Ne yazık ki çocuklar sadece öldürülmüyor. Çoğu zaman yaşam ile ölüm arasındaki ince çizginin ortasında bırakılıyor. 
Çocuklar taciz ediliyor. Tecavüze uğruyor. Bebekleri ile oynama çağındaki anneler, sokaklarda dilendirilen yavrular. 
Ve tüm bu olanlar karşısında, avazı çıktığı kadar susuyor susturuluyor insanlar. 

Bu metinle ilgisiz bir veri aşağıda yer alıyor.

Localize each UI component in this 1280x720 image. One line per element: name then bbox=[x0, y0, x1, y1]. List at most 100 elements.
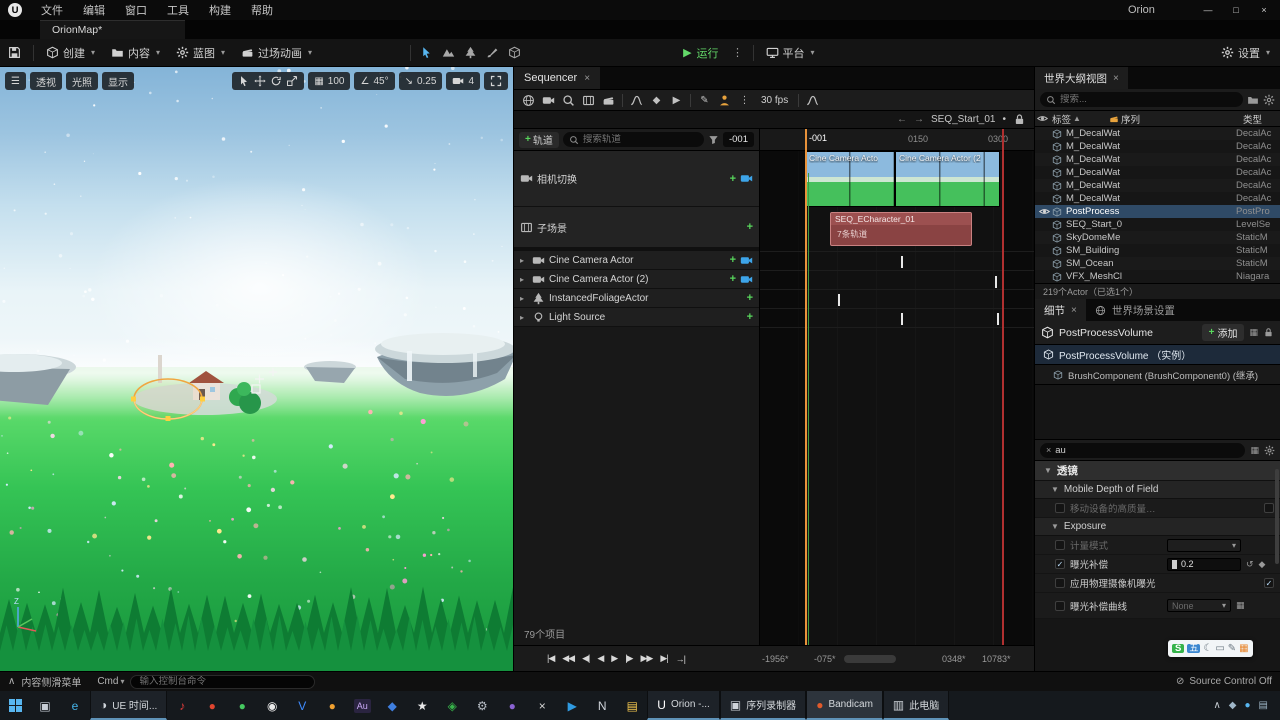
cinematics-button[interactable]: 过场动画 ▾ bbox=[233, 39, 320, 66]
taskbar-app-purple[interactable]: ● bbox=[497, 691, 527, 720]
keyframe-options-icon[interactable]: ◆ bbox=[647, 91, 666, 109]
transport-button[interactable]: →| bbox=[673, 654, 688, 664]
taskbar-app-widgets[interactable]: ▣ bbox=[30, 691, 60, 720]
create-camera-icon[interactable] bbox=[539, 91, 558, 109]
scale-snap-button[interactable]: ↘ 0.25 bbox=[398, 72, 443, 90]
settings-button[interactable]: 设置 ▾ bbox=[1211, 39, 1280, 66]
close-button[interactable]: × bbox=[1250, 0, 1278, 20]
select-mode-button[interactable] bbox=[415, 39, 437, 66]
move-tool-icon[interactable] bbox=[254, 75, 266, 87]
keyframe-marker[interactable] bbox=[901, 256, 903, 268]
property-row-metering[interactable]: 计量模式 ▾ bbox=[1035, 536, 1280, 555]
eye-icon[interactable] bbox=[1037, 113, 1048, 124]
transport-button[interactable]: ◀| bbox=[579, 653, 592, 664]
property-row-apply-physical[interactable]: 应用物理摄像机曝光 ✓ bbox=[1035, 574, 1280, 593]
range-end-label[interactable]: 10783* bbox=[982, 654, 1011, 664]
scale-tool-icon[interactable] bbox=[286, 75, 298, 87]
play-options-kebab-icon[interactable]: ⋮ bbox=[727, 39, 749, 66]
viewport-options-button[interactable]: ☰ bbox=[5, 72, 26, 90]
sequencer-track[interactable]: ▸ Light Source + bbox=[514, 308, 759, 327]
outliner-search-input[interactable] bbox=[1060, 94, 1237, 105]
property-row-mobile-dof[interactable]: 移动设备的高质量高斯景深 bbox=[1035, 499, 1280, 518]
lock-icon[interactable] bbox=[1013, 113, 1026, 126]
taskbar-window-ue-time[interactable]: ◑ UE 时间... bbox=[90, 691, 168, 720]
transport-button[interactable]: ▶ bbox=[608, 653, 620, 664]
metering-dropdown[interactable]: ▾ bbox=[1167, 538, 1241, 552]
outliner-row[interactable]: PostProcess PostPro bbox=[1035, 205, 1280, 218]
world-settings-tab[interactable]: 世界场景设置 bbox=[1086, 299, 1184, 321]
expand-arrow-icon[interactable]: ▸ bbox=[520, 294, 528, 303]
outliner-row[interactable]: M_DecalWat DecalAc bbox=[1035, 166, 1280, 179]
keyframe-icon[interactable]: ◆ bbox=[1259, 559, 1266, 570]
foliage-mode-button[interactable] bbox=[459, 39, 481, 66]
outliner-row[interactable]: SEQ_Start_0 LevelSe bbox=[1035, 218, 1280, 231]
range-start-label[interactable]: -1956* bbox=[762, 654, 789, 664]
sequencer-tab[interactable]: Sequencer × bbox=[514, 67, 601, 89]
nav-back-icon[interactable]: ← bbox=[897, 114, 907, 125]
column-type[interactable]: 类型 bbox=[1243, 112, 1262, 126]
cmd-dropdown[interactable]: Cmd ▾ bbox=[97, 676, 124, 687]
maximize-button[interactable]: □ bbox=[1222, 0, 1250, 20]
camera-badge-icon[interactable] bbox=[740, 172, 753, 185]
blueprint-button[interactable]: 蓝图 ▾ bbox=[168, 39, 233, 66]
grid-view-icon[interactable]: ▦ bbox=[1249, 327, 1258, 338]
tray-icon-3[interactable]: ▤ bbox=[1259, 700, 1268, 711]
lock-icon[interactable] bbox=[1263, 327, 1274, 338]
section-lens[interactable]: ▼ 透镜 bbox=[1035, 461, 1280, 481]
playhead[interactable] bbox=[805, 129, 807, 645]
add-section-icon[interactable]: + bbox=[730, 254, 736, 266]
allow-edits-icon[interactable] bbox=[715, 91, 734, 109]
sogou-wubi-icon[interactable]: 五 bbox=[1187, 644, 1201, 653]
taskbar-app-n[interactable]: N bbox=[587, 691, 617, 720]
browse-icon[interactable]: ▦ bbox=[1236, 600, 1245, 611]
fracture-mode-button[interactable] bbox=[503, 39, 525, 66]
tray-icon-2[interactable]: ● bbox=[1245, 700, 1251, 711]
timeline-clip-area[interactable]: Cine Camera Acto Cine Camera Actor (2 SE… bbox=[760, 151, 1034, 645]
sogou-keyboard-icon[interactable]: ▭ bbox=[1215, 643, 1224, 654]
play-button[interactable]: ▶ 运行 bbox=[675, 39, 726, 66]
menu-item[interactable]: 文件 bbox=[31, 2, 73, 18]
sogou-logo-icon[interactable]: S bbox=[1172, 644, 1185, 654]
level-tab[interactable]: OrionMap* bbox=[40, 20, 185, 39]
column-sequence[interactable]: 序列 bbox=[1121, 112, 1140, 126]
search-icon[interactable] bbox=[559, 91, 578, 109]
curve-editor-icon[interactable] bbox=[803, 91, 822, 109]
clear-filter-icon[interactable]: × bbox=[1046, 445, 1051, 455]
taskbar-app-red[interactable]: ● bbox=[197, 691, 227, 720]
outliner-settings-icon[interactable] bbox=[1263, 94, 1275, 106]
sogou-toolbox-icon[interactable]: ▦ bbox=[1239, 643, 1248, 654]
platform-button[interactable]: 平台 ▾ bbox=[758, 39, 823, 66]
eye-icon[interactable] bbox=[1039, 206, 1050, 217]
menu-item[interactable]: 构建 bbox=[199, 2, 241, 18]
add-folder-icon[interactable] bbox=[1247, 94, 1259, 106]
select-tool-icon[interactable] bbox=[238, 75, 250, 87]
taskbar-app-orange[interactable]: ● bbox=[317, 691, 347, 720]
filter-icon[interactable] bbox=[708, 134, 719, 145]
close-icon[interactable]: × bbox=[1071, 305, 1077, 316]
sequencer-track[interactable]: ▸ 子场景 + bbox=[514, 207, 759, 251]
add-section-icon[interactable]: + bbox=[747, 292, 753, 304]
outliner-row[interactable]: M_DecalWat DecalAc bbox=[1035, 127, 1280, 140]
close-icon[interactable]: × bbox=[584, 73, 590, 84]
transform-tools[interactable] bbox=[232, 72, 305, 90]
details-settings-icon[interactable] bbox=[1264, 445, 1275, 456]
outliner-tab[interactable]: 世界大纲视图 × bbox=[1035, 67, 1128, 89]
content-drawer-button[interactable]: 内容侧滑菜单 bbox=[21, 674, 81, 689]
override-checkbox[interactable]: ✓ bbox=[1055, 559, 1065, 569]
keyframe-marker[interactable] bbox=[997, 313, 999, 325]
camera-speed-button[interactable]: 4 bbox=[446, 72, 480, 90]
details-tab[interactable]: 细节 × bbox=[1035, 299, 1086, 321]
timeline-ruler[interactable]: -001 0150 0300 bbox=[760, 129, 1034, 151]
expand-arrow-icon[interactable]: ▸ bbox=[520, 256, 528, 265]
add-section-icon[interactable]: + bbox=[747, 221, 753, 233]
track-search-input[interactable] bbox=[582, 134, 698, 145]
add-section-icon[interactable]: + bbox=[730, 273, 736, 285]
content-button[interactable]: 内容 ▾ bbox=[103, 39, 168, 66]
value-checkbox[interactable] bbox=[1264, 503, 1274, 513]
edit-options-icon[interactable]: ✎ bbox=[695, 91, 714, 109]
taskbar-window-sequence-recorder[interactable]: ▣ 序列录制器 bbox=[719, 691, 807, 720]
taskbar-app-live[interactable]: ◉ bbox=[257, 691, 287, 720]
taskbar-app-player[interactable]: ▶ bbox=[557, 691, 587, 720]
sequencer-track[interactable]: ▸ 相机切换 + bbox=[514, 151, 759, 207]
sequencer-track[interactable]: ▸ Cine Camera Actor (2) + bbox=[514, 270, 759, 289]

Çocuk tecavüzlerinde suskunluğu tercih edenlerden dem vurmayacağım şimdilik. Şimdilik diyorum çünkü sonra ki günlerde çocukların uğradığı cinsel istismar ve tacavüz konularını uzun uzun köşemde yazacağım. 
Son olarak söylemek istediğim. Sevgi durmuşken, çocukların kanıyla bedellendirilmiş acımasız hırsların kurbanı olmasın dünya. Bırakın da çocuklar gülebilsin, gizli hesaplarınıza rağmen, mutluluğu teneffüs edebilsin.